Second, it assumes religion is actually comforting. I, myself, do not find it to be comforting, not in the lease. The pablum of a priest and a bunch of sacred words ignores that, well, in virtually all religions that paradise is far from assured. Even as we all tell each other that so-and-so is in heaven, religiously speaking, we are also fearing that they're in hell. After all, we don't know. But I know that, for my own part, even when I was Christian that funerals always were difficult because the same grief that makes us grasp for concepts of non-physical immortality also make us consider the alternative.
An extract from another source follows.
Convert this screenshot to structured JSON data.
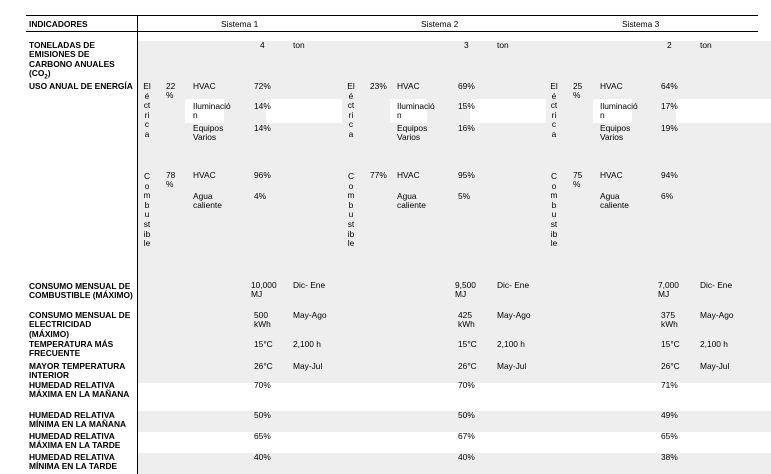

So, the comfort of religion is, itself, pretty thin -- offering, as it does, both heaven and hell. That your loved one might be roasting in the fires of hell isn't precisely comforting.

Third, there's the predatory element. If I came to a funeral and started preaching politics, saying that so-and-so might have lived if we had public health insurance, most people would think I was really tacky, using that moment to preach politics. But isn't that precisely what happens? Churches are very human institutions. By their presence at a funeral, they're doing what they can to insure the continuation of both their church and religion, generally, by stressing that religion is what's really important when someone dies. To my eyes, this is viciously opportunistic, a kind of sick promotion. And that stuff about grief and comfort is just the mask that religion uses to tart up it's intrusion into people's private grief.